Secondly, arterial vasodilators facilitate normal right ventricular function in patients with elevated pulmonary artery pressure. In these patients, pulmonary circulation is subject to multiple aggressions such as those caused by the disease on the arterial bed and by pulmonary hypertension secondary to respiratory disease.20 Third, arterial vasodilators increase oxygen supply to the heart as a result of coronary artery vasodilatation. Unlike antianginal venodilators (nitroglycerin or nitroprusside), arterial vasodilators do not reduce cardiac output, as they do not decrease venous return. However, the most important potential effects of clevidipine in this subgroup of patients are its anti-inflammatory effects. Hence, clevidipine shows promise as a treatment for COVID-19.20

This disease induces a hyperimmune response that causes severe multiorgan symptoms. Hyperimmune response has been treated with blockers of the interleukins responsible for triggering the pro-inflammatory cascade (ILK 1- ILK 6) that act on other mediators of the complications of hyperimmune response.21

The lipids contained in the formula of clevidipine are crucial for the stability of this medication. Indeed, lipids are a key component of the molecules used in the treatment of medication-induced intoxication (local anesthetics).22 Lipids are also essential in the scavenger mechanism of other agents like propofol, a hypnotic that has been suggested to reduce systemic inflammatory response such as that induced by extracorporeal circulation.23 This effect is enabled by the lipid emulsion that propofol contains.

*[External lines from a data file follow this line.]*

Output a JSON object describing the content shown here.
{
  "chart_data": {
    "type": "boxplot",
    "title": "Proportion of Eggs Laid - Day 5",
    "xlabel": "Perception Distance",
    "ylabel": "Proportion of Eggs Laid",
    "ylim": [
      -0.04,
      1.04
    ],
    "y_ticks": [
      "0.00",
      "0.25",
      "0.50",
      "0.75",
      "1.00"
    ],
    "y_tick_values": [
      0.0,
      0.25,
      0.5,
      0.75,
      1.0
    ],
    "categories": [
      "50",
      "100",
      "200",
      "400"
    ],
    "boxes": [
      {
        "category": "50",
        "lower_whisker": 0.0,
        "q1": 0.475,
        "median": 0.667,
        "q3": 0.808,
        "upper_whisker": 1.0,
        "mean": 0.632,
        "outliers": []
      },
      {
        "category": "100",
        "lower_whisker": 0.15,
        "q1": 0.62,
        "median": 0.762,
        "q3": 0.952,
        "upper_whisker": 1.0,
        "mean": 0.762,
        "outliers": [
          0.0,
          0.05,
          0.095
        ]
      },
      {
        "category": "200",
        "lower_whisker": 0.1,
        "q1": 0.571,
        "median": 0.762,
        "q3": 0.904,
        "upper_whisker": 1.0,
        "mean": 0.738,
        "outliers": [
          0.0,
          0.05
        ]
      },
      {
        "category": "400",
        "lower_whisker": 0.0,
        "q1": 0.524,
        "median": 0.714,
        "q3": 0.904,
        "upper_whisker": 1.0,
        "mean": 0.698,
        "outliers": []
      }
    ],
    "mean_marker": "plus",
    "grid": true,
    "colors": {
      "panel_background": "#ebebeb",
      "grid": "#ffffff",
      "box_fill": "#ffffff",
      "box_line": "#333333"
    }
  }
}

The beneficial effects of clevidipine in the management of COVID-19 are two-fold. Firstly, there is strong evidence available that clevidipine controls hypertension in hemodynamically unstable patients. Secondly, clevidipine may reduce the inflammatory response induced by SARS-COV2, which causes progression into severe disease. This hypothesis is grounded on the anti-inflammatory activity of propofol, a widely-used medication in anesthesia. This hypnotic acts on the GABAergic receptors of the central nervous system. Propofol provides multiple anti-inflammatory effects in a diversity of surgical procedures, including heart surgery involving extracorporeal circulation and brain surgery. In these settings, propofol does not act directly on the surgical site, but it is its lipid component that exerts anti-inflammatory effects.

Clevidipine is formulated in a highly-concentrated lipid emulsion, as compared to propofol. However, although clevidipine undoubtedly plays a key role as a scavenger molecule and its oil base should exert beneficial effects in pro-inflammatory settings, its use in this context has not yet been explored. However, its activity warrants consideration as the treatment of choice for these conditions. It is worth noting that this agent cannot be used in patients with septic shock or generalized systemic vasodilatation. Thus, the use of clevidipine in patients with systemic arterial hypertension in the inflammatory stage of COVID-19 requires further examination.

In the light that clevidipine is used for the management of hypertension in pro-inflammatory settings, it emerges as a potential first-line treatment for COVID-19. However, further research is necessary to confirm our hypothesis. We are certain that as soon as our hypothesis is confirmed, clevidipine will become the treatment of choice for managing hypertension in COVID-19 patients.


In our opinion, the beneficial effects of clevidipine in the management of COVID-19 are two-fold: firstly, there is strong evidence available that clevidipine controls hypertension in hemodynamically unstable patients;24–26 secondly, clevidipine may reduce the inflammatory response induced by SARS-COV2, which is key to progression into severe disease.

Our group is involved in design several ongoing research projects aimed at testing this hypothesis, with encouraging results. We expect that the results of these projects will be published within the following months. Then, several clinical trials will be started to explore the potential beneficial effects of clevidipine described in this paper.


The authors report no conflicts of interest in this work.